Crescendo acima da média do setor, aparecem ainda os segmentos de Entretenimento e Lazer (12,1%) e Educação (11,8%). Confira abaixo o quadro completo:

“Em um contexto de maior racionalidade nos gastos, continuam crescendo os negócios ligados à conveniência, bem-estar e necessidades recorrentes. O consumidor pode adiar a compra de bens duráveis, mas continua frequentando farmácias, academias, clínicas, lavanderias, minimercados, cafeterias e serviços de alimentação. Essas franquias têm um denominador em comum: economizam tempo e simplificam a vida das pessoas. O consumidor moderno valoriza cada vez mais conveniência, proximidade e praticidade”, destaca Leite.
Outro fator importante para o desempenho do setor é a resiliência do mercado de trabalho brasileiro. As projeções para 2026 apontam crescimento do PIB de 2,2%, geração de aproximadamente 1,24 milhão de empregos formais e taxa de desemprego próxima de 5,3%.
Empreendedorismo com menor risco
Em um ambiente econômico mais complexo, o franchising também segue atraindo novos empreendedores. Marcas consolidadas, processos testados, treinamento contínuo, cadeia estruturada de suprimentos, compartilhamento de recursos tecnológicos e suporte permanente tornam o modelo uma opção para quem busca empreender com menor risco. Não por acaso, o setor encerrou o trimestre com mais de 207,2 mil operações em funcionamento, 6.652 a mais do que no 2° trimestre de 2025, e aproximadamente 1,803 milhão de empregos diretos, 58.566 a mais do que no período anterior.
Perspectivas para 2026
Apesar dos desafios relacionados ao custo de capital, à transição da reforma tributária e à pressão sobre alguns insumos, a expectativa para o restante do ano permanece positiva. A combinação entre consumo doméstico resiliente, crescimento dos serviços de conveniência, digitalização e expansão do empreendedorismo deve continuar impulsionando o desempenho das redes.

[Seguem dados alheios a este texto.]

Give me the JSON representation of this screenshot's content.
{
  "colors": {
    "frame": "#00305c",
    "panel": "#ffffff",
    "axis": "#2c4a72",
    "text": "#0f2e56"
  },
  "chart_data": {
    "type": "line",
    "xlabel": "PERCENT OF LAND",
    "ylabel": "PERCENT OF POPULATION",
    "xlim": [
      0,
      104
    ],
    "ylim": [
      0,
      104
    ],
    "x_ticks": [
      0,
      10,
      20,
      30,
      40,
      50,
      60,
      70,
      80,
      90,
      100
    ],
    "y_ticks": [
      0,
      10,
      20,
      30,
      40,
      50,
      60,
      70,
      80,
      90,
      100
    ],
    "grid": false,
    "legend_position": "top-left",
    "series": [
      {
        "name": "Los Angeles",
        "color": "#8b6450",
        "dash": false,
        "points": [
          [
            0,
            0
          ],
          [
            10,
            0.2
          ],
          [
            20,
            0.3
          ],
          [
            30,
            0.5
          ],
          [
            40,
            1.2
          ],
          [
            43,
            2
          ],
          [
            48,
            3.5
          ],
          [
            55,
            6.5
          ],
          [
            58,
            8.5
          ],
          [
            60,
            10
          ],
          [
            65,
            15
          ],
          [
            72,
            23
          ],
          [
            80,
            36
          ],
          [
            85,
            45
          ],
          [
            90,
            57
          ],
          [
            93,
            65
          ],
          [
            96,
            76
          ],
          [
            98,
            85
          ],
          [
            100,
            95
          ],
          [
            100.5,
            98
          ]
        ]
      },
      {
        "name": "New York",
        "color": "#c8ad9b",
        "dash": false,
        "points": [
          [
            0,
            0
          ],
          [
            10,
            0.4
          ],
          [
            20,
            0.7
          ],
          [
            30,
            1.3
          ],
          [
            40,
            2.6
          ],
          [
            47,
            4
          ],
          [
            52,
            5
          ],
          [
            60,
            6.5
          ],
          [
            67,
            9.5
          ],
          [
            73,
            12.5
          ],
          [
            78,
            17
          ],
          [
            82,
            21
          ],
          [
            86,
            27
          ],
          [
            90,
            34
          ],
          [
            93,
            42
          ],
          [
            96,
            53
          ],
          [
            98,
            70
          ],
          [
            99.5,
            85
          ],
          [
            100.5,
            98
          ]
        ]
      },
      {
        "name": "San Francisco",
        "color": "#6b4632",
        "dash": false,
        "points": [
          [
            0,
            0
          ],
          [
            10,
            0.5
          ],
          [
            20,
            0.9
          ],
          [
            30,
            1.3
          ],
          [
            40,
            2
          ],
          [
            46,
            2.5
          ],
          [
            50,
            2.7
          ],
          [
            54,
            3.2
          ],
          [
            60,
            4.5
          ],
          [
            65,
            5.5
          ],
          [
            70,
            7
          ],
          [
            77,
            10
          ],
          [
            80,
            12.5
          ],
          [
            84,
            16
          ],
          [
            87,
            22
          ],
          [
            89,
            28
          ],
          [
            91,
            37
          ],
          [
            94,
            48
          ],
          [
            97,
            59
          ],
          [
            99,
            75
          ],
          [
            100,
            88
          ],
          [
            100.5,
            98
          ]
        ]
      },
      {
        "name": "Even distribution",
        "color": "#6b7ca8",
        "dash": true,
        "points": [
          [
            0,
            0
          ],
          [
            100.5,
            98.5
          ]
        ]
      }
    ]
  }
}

“O franchising brasileiro cresce porque acompanha as transformações da sociedade. Quanto mais as pessoas buscam praticidade, conveniência, qualidade e confiança, mais relevante o setor se torna. Hoje ele faz parte do cotidiano dos brasileiros e essa é a principal razão de sua resiliência e capacidade de expansão”, conclui Tom Moreira Leite.
Metodologia
A Pesquisa de Desempenho do Franchising referente ao 2º trimestre de 2026 envolveu uma base amostral com redes respondentes que representam aproximadamente 41% do faturamento e 34% das operações do setor. Abrangendo o mercado como um todo, inclusive não associados, os números do desempenho do setor de franquias são apurados em pesquisa por amostragem, cruzados com levantamentos feitos por entidades representantes de setores correlatos ao sistema de franquias, órgãos de governo, instituições parceiras e de ensino, refletindo o universo total das marcas de franchising que operam no Brasil. Auditados por empresa independente, os dados divulgados pela ABF são referência para órgãos governamentais de diversas esferas, entidades internacionais do franchising, como World Franchise Council (WFC), Federação Ibero-Americana de Franquias (FIAF) e instituições financeiras.